Another point to discuss and on which much awareness is needed is the optimization of the filling of the Sanibox. At the beginning of the study, as in previous years, the Sanibox were closed and disposed of even if not full. At the end of the period under review, Sanibox decreased significantly compared to the previous number, although not reaching statistical significance (p = 0.482).

In addition, we looked at the types and numbers of surgeries performed, which did not change during the 18 months of observation. A direct proportionality has emerged between the increase in minor surgery and number of the sanibox and biohazardous waste (p = 0.046; p = 0.050). In fact, minor surgeries are shorter and consequently, the number of those performed in a day is higher. This leads to increased waste, mainly contaminated waste, favouring increased biohazardous waste. Most of the contaminated waste consists of surgical drapes (drapes placed on the patient), gauze and everything needed to monitor the patient's cardio-circulatory activity during surgery. Major surgical interventions, having a longer duration and not requiring continuous changes of the patient's drapes.

Several studies in the literature emphasize how crucial it is to reduce the environmental pollution generated in the operating room [2] and how effective it can be to address the problem "from within." [25]. There are still no studies that show clear and concrete data as reported here.

The carbon footprint generated by the disposal of hospital waste is a very current problem. Throughout the world, efforts are being made to change the attitude of operating room staff and encourage the recycling of materials not contaminated by biological fluids thus reducing CO2e [26]. Providing clear numerical data such as those presented could further raise awareness among this topic all healthcare professionals.

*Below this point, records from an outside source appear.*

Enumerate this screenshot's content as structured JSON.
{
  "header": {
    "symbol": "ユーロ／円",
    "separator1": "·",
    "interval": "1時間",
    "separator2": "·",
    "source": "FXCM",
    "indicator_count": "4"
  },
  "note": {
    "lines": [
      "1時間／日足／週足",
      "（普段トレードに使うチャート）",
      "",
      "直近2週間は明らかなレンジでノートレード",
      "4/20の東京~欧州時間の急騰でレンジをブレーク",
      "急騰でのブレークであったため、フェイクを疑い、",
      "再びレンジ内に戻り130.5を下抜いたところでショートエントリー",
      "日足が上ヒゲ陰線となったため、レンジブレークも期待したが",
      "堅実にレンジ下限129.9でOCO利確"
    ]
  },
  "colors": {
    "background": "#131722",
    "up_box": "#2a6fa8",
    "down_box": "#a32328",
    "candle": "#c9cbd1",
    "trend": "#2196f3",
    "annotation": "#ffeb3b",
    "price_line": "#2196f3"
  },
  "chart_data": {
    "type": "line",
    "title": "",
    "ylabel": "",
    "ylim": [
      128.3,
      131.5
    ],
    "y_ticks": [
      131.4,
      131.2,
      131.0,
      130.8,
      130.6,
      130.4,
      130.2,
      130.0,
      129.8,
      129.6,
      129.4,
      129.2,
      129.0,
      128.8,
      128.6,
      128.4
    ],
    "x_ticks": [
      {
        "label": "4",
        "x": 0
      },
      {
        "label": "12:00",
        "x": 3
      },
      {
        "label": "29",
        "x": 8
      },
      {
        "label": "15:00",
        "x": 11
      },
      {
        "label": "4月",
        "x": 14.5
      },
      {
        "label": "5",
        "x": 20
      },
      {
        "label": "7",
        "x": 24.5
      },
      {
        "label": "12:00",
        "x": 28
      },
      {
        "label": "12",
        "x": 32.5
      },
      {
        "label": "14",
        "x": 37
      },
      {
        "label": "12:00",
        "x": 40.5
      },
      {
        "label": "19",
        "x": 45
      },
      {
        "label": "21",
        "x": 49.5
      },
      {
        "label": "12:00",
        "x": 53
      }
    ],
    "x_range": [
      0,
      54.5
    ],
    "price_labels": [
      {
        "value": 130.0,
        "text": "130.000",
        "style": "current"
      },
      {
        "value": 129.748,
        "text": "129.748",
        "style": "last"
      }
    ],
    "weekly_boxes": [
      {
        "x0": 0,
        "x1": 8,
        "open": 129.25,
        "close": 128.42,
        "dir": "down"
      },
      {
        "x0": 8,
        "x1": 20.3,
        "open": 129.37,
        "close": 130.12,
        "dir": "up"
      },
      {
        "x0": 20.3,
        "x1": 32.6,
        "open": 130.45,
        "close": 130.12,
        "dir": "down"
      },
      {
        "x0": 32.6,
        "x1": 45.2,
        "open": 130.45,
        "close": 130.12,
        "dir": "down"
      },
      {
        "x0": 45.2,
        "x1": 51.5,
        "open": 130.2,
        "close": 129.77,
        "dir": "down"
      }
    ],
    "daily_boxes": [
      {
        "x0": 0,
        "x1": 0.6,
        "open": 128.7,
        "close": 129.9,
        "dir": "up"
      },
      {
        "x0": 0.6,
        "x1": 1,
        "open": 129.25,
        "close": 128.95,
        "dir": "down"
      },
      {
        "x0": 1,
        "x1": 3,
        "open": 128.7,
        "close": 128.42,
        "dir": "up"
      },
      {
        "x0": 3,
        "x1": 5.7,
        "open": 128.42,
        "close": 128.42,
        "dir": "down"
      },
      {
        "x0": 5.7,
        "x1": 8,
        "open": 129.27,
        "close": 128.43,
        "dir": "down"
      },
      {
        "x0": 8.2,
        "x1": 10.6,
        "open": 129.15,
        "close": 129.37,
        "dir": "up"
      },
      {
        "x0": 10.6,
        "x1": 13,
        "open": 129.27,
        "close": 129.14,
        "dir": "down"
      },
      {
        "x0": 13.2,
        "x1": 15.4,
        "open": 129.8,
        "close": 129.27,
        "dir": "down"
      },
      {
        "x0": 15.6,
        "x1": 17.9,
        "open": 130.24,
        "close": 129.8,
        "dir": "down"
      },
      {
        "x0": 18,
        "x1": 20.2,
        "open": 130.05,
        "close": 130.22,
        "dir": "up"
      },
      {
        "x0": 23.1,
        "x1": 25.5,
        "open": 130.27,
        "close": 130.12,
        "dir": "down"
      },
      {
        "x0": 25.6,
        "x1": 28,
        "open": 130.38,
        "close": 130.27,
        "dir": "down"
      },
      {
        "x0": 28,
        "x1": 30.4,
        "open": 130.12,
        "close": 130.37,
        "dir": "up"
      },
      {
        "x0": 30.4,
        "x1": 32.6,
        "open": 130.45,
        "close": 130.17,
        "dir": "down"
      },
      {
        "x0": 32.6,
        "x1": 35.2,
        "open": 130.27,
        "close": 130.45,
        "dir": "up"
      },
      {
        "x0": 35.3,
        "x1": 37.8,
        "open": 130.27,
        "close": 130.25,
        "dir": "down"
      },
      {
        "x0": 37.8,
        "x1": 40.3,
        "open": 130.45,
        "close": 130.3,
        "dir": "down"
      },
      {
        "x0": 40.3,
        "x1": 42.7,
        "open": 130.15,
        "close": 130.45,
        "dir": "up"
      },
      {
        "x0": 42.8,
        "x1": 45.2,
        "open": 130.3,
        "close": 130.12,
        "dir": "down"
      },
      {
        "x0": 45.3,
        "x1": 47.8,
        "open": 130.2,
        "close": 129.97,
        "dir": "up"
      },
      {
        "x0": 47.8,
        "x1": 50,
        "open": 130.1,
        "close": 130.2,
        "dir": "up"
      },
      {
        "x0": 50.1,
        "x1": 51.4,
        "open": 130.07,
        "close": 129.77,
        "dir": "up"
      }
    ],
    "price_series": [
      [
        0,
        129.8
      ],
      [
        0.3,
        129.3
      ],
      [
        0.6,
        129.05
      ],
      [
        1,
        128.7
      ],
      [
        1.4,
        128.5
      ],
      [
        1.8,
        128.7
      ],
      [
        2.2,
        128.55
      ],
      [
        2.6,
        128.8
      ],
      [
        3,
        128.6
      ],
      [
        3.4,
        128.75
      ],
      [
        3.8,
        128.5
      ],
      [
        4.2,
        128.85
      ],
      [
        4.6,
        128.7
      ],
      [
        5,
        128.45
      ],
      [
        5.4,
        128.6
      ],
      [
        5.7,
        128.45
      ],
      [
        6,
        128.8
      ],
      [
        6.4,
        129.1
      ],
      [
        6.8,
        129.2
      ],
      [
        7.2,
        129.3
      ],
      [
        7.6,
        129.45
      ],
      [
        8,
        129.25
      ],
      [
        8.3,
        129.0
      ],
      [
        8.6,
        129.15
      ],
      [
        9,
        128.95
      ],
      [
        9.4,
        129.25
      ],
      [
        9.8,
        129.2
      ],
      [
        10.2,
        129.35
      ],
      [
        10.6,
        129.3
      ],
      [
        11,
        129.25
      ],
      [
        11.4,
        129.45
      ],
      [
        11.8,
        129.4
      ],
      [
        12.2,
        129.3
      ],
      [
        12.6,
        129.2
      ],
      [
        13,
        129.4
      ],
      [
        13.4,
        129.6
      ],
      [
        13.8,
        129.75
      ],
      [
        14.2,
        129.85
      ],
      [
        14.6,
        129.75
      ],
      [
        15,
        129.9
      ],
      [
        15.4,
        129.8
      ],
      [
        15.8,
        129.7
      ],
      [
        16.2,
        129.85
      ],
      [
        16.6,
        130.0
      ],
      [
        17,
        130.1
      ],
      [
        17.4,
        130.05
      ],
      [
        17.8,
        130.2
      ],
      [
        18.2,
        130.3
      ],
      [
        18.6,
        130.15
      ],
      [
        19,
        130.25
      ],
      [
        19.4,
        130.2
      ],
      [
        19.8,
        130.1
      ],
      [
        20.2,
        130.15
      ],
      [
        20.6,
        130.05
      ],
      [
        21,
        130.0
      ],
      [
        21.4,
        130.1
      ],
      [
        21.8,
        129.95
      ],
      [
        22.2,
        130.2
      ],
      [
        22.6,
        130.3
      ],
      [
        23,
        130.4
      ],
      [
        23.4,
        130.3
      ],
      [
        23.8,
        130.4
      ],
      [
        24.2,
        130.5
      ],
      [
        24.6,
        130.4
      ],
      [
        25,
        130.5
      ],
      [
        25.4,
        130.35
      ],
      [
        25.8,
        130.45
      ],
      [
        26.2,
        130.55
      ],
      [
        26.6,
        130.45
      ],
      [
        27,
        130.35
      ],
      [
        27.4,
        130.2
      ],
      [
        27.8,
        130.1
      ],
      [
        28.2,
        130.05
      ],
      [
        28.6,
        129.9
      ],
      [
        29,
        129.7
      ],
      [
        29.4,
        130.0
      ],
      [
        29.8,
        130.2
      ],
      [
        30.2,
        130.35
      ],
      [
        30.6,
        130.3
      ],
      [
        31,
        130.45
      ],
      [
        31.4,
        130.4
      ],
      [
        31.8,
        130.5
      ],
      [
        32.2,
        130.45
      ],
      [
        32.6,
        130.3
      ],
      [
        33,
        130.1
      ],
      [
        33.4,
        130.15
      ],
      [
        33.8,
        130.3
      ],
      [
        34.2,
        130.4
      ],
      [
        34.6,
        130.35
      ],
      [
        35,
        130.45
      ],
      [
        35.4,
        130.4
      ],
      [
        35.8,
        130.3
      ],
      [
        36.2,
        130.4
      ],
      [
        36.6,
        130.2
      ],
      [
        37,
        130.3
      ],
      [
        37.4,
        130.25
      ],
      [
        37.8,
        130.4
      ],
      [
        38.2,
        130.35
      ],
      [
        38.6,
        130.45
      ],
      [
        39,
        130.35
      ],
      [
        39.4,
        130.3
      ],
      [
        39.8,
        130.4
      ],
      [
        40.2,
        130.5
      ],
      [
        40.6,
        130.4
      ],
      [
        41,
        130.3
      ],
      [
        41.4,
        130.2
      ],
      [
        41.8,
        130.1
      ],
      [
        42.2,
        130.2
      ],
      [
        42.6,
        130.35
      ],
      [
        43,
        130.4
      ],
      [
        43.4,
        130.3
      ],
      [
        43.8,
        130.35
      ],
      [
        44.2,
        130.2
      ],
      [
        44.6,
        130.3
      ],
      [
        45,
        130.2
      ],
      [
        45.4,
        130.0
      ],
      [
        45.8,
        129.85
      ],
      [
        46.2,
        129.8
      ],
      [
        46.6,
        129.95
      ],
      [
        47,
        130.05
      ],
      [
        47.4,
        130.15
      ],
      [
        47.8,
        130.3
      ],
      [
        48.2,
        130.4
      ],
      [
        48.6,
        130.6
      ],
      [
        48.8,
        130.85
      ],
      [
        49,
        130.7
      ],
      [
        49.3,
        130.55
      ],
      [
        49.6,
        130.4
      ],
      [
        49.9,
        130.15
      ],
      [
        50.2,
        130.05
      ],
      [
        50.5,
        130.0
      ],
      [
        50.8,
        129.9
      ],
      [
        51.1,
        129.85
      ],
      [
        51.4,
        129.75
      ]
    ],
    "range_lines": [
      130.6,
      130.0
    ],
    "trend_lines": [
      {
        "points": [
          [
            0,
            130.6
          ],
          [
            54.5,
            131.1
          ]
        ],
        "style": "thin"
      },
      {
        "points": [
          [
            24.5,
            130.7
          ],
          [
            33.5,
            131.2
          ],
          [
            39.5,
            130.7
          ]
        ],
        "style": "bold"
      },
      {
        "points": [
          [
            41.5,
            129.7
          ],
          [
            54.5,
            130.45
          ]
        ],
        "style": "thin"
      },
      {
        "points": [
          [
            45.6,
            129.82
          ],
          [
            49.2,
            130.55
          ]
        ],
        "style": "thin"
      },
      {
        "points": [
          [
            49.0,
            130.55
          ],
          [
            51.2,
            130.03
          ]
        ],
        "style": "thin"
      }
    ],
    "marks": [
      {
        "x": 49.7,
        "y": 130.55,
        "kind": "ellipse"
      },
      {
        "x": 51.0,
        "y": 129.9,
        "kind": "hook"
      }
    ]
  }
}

This study has several intrinsic limitations. It is a retrospective observational analysis based only on data from a single operating room over a short period of time. In addition, it was partly conditioned by the contextual Covid pandemic, which in some months forced a considerable reduction in surgical activity. Nevertheless, it represents aim interesting and encouraging starting point because it demonstrates that with the differentiation of non-contaminated material it is possible to obtain a reduction of biohazardous waste.

Conclusion

Environmental pollution is a global problem that must be tackled seriously and drastically. Hospital waste, especially biohazard waste, largely contributes to carbon footprint by changing the Earth's climate structure and contributing to the cost of its disposal. Within a short pilot demonstrated that minor surgery procedure directly contributes significantly to the biohazardous waste mass and volume. In our experience, it has emerged that behaviour change in the operating room can be established by introducing a recycling program. This drastically reduced the CO2e footprint related to incineration of biohazardous waste, while promoting economic savings for the hospitals.